I have a scraping script that works fine when I run it from the console. However when I run it as a scheduled task I get proxy connection error. I can't figure why there would be a difference between the two? I'm using the same virtual env.
Here's the error from my log:
2017-03-29 06:02 - ERROR - HTTPConnectionPool(host='nl.proxymesh.com', port=31280): Max retries exceeded with url: http://www.***.dk/emner/038-6740 (Caused by ProxyError('Cannot connect to proxy.', NewConnectionError('<requests.packages.urllib3.connection.HTTPConnection object at 0x7fdede3f0c88>: Failed to establish a new connection: [Errno 111] Connection refused',)))
Traceback (most recent call last):
File "/home/rune/env/lib/python3.5/site-packages/requests/packages/urllib3/connection.py", line 141, in _new_conn
(self.host, self.port), self.timeout, **extra_kw)
File "/home/rune/env/lib/python3.5/site-packages/requests/packages/urllib3/util/connection.py", line 83, in create_connection
raise err
File "/home/rune/env/lib/python3.5/site-packages/requests/packages/urllib3/util/connection.py", line 73, in create_connection
sock.connect(sa)
ConnectionRefusedError: [Errno 111] Connection refused
During handling of the above exception, another exception occurred:
Traceback (most recent call last):
File "/home/rune/env/lib/python3.5/site-packages/requests/packages/urllib3/connectionpool.py", line 600, in urlopen
chunked=chunked)
File "/home/rune/env/lib/python3.5/site-packages/requests/packages/urllib3/connectionpool.py", line 356, in _make_request
conn.request(method, url, **httplib_request_kw)
File "/usr/lib/python3.5/http/client.py", line 1106, in request
self._send_request(method, url, body, headers)
File "/usr/lib/python3.5/http/client.py", line 1151, in _send_request
self.endheaders(body)
File "/usr/lib/python3.5/http/client.py", line 1102, in endheaders
self._send_output(message_body)
File "/usr/lib/python3.5/http/client.py", line 934, in _send_output
self.send(msg)
File "/usr/lib/python3.5/http/client.py", line 877, in send
self.connect()
File "/home/rune/env/lib/python3.5/site-packages/requests/packages/urllib3/connection.py", line 166, in connect
conn = self._new_conn()
File "/home/rune/env/lib/python3.5/site-packages/requests/packages/urllib3/connection.py", line 150, in _new_conn
self, "Failed to establish a new connection: %s" % e)

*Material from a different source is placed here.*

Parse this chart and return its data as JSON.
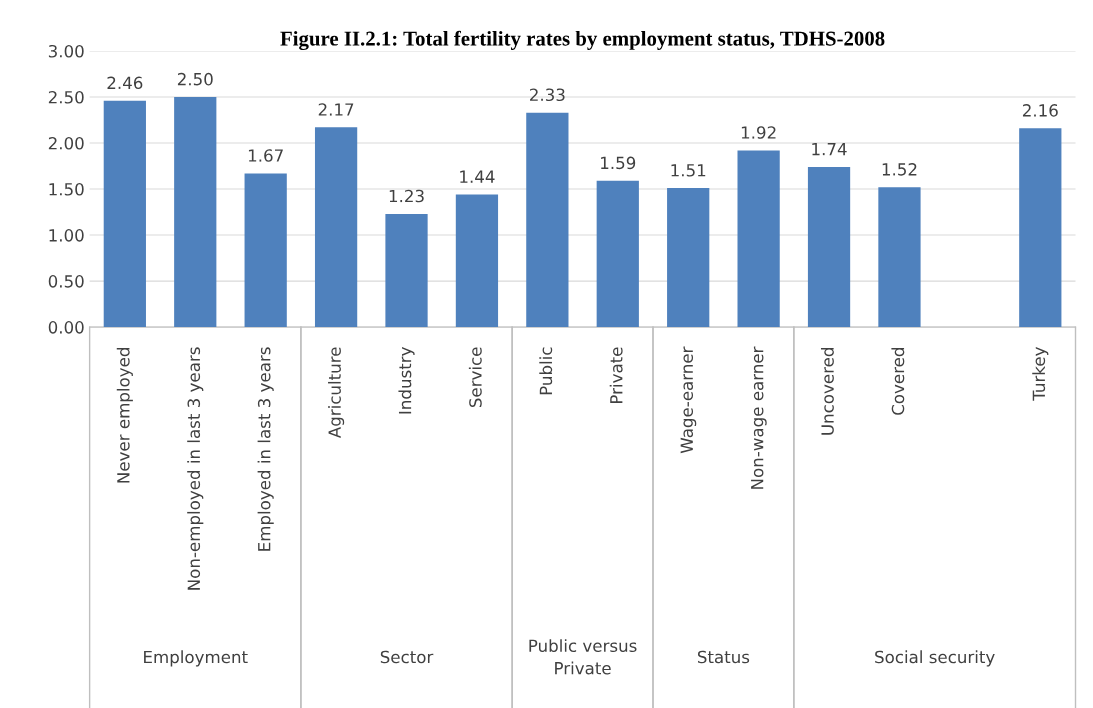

requests.packages.urllib3.exceptions.NewConnectionError: <requests.packages.urllib3.connection.HTTPConnection object at 0x7fdede3f0c88>: Failed to establish a new connection: [Errno 111] Connection refused
During handling of the above exception, another exception occurred:
Traceback (most recent call last):
File "/home/rune/env/lib/python3.5/site-packages/requests/adapters.py", line 423, in send
timeout=timeout
File "/home/rune/env/lib/python3.5/site-packages/requests/packages/urllib3/connectionpool.py", line 649, in urlopen
_stacktrace=sys.exc_info()[2])
File "/home/rune/env/lib/python3.5/site-packages/requests/packages/urllib3/util/retry.py", line 376, in increment
raise MaxRetryError(_pool, url, error or ResponseError(cause))
requests.packages.urllib3.exceptions.MaxRetryError: HTTPConnectionPool(host='nl.proxymesh.com', port=31280): Max retries exceeded with url: http://www.***.dk/emner/038-6740 (Caused by ProxyError('Cannot connect to proxy.', NewConnectionError('<requests.packages.urllib3.connection.HTTPConnection object at 0x7fdede3f0c88>: Failed to establish a new connection: [Errno 111] Connection refused',)))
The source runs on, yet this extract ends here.